Images courtesy of Prof. Mundlos, MPI for Molecular Genetics, Berlin.

Ror2 is an orphan receptor that belongs to the Trk family of receptor tyrosine kinases characterized by the presence of extracellular Frizzled-like cysteine-rich domains. Extracellularly it also contains an immunoglobulin-like and a kringle domain. The cytoplasmic portion contains the tyrosine kinase-like, followed by serine/threonine- and proline-rich motifs [Masiakowski, 1992].
Receptor tyrosine kinases often have critical roles in particular cell lineages by initiating signaling cascades in those lineages. Although Ror2 has been shown to play crucial roles in developmental morphogenesis in different tissues, it remains elusive how Ror2 mediates these signaling events in detail.
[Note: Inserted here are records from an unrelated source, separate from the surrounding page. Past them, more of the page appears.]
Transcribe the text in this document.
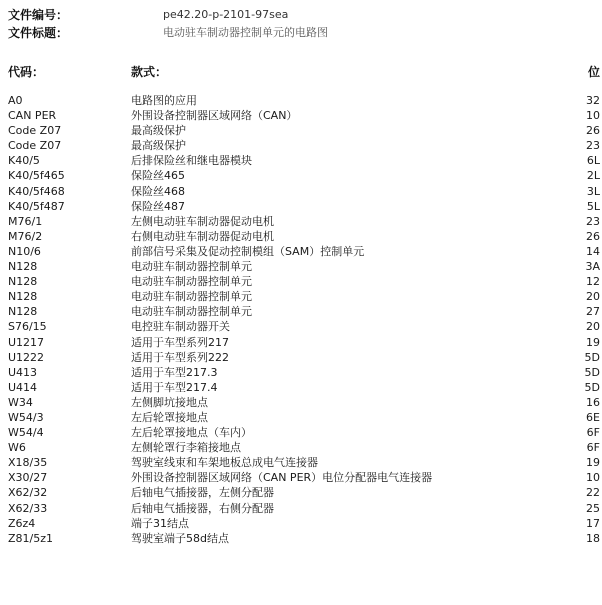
文件编号：	pe42.20-p-2101-97sea
文件标题：	电动驻车制动器控制单元的电路图
代码：	款式：	位
A0	电路图的应用	32
CAN PER	外围设备控制器区域网络（CAN）	10
Code Z07	最高级保护	26
Code Z07	最高级保护	23
K40/5	后排保险丝和继电器模块	6L
K40/5f465	保险丝465	2L
K40/5f468	保险丝468	3L
K40/5f487	保险丝487	5L
M76/1	左侧电动驻车制动器促动电机	23
M76/2	右侧电动驻车制动器促动电机	26
N10/6	前部信号采集及促动控制模组（SAM）控制单元	14
N128	电动驻车制动器控制单元	3A
N128	电动驻车制动器控制单元	12
N128	电动驻车制动器控制单元	20
N128	电动驻车制动器控制单元	27
S76/15	电控驻车制动器开关	20
U1217	适用于车型系列217	19
U1222	适用于车型系列222	5D
U413	适用于车型217.3	5D
U414	适用于车型217.4	5D
W34	左侧脚坑接地点	16
W54/3	左后轮罩接地点	6E
W54/4	左后轮罩接地点（车内）	6F
W6	左侧轮罩行李箱接地点	6F
X18/35	驾驶室线束和车架地板总成电气连接器	19
X30/27	外围设备控制器区域网络（CAN PER）电位分配器电气连接器	10
X62/32	后轴电气插接器，左侧分配器	22
X62/33	后轴电气插接器，右侧分配器	25
Z6z4	端子31结点	17
Z81/5z1	驾驶室端子58d结点	18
Mutations in Ror2 result in Brachydactyly type B and Robinow Syndrome in human [DeChiara, 2000] [M Oldridge, 2000] [Patton2002]. This observation hints to a role of Ror2 in skeletal development. Interestingly, mutations in Growth and Differentiation Factor 5 (GDF-5) and its high affinity receptor BMP Receptor Type Ib (BRIb) produce similar phenotypes. Brachypodism in mice, Hunter-Thompson type chondrodysplasia and Brachydactyly type C in human result from defects in GDF-5. Mutations in BRIb cause Brachydactyly type A2 [Francis-West, 1999] [Storm, 1994] [Edwards, 2001] [Buxton, 2001] [Lehmann, 2003].
Recently we have shown that Ror2 interacts with BRIb via the CRD domain of Ror2. Additionally our results indicate that in the presence of Ror2, the GDF-5 stimulated Smad 1/5/8 signaling of BRIb is inhibited [Sammar, 2004].
Our current focus is to identify and understand Ror2 signaling events in the context of cartilage and bone formation.

Growth and Differentiation Factor 5 (GDF-5), a member of the bone morphogenetic protein (BMP) family, is produced in cartilage and joints, and induces chondroblastic and osteoblastic differentiation. Mice with mutations in the GDF-5 gene are known as brachypodism mice, which have short limbs and reduced number of bones and digits. Mutations in the human GDF-5 gene result in abnormalities known as acromesomelic chondrodysplasia (Hunter-Thompson type CHTT and Grebe type CGT). Other studies have shown that heterozygous mutations in the GDF-5 gene are responsible for autosomal dominant brachydactyly type C, in which shortening of middle phalanges is the principal finding. Thus GDF-5 acts specifically in the morphogenesis of limb skeleton. GDF-5 binds with high affinity to the BMP type Ib receptor (BR-Ib), which gets activated upon recruitment of BMP-type II receptor (BR-II). Since both of these receptors are used by several members of the BMP/GDF family of ligands, however the gene-knockout phenotypes of these ligands resemble a very distinct phenotype, it is evident that additional receptors or co-receptors are expressed, which specify distinct signaling cascades.
Using several expression cloning approaches we are currently screening for GDF-5 specific receptors (or co-receptors), distinct from the known BMP-receptors.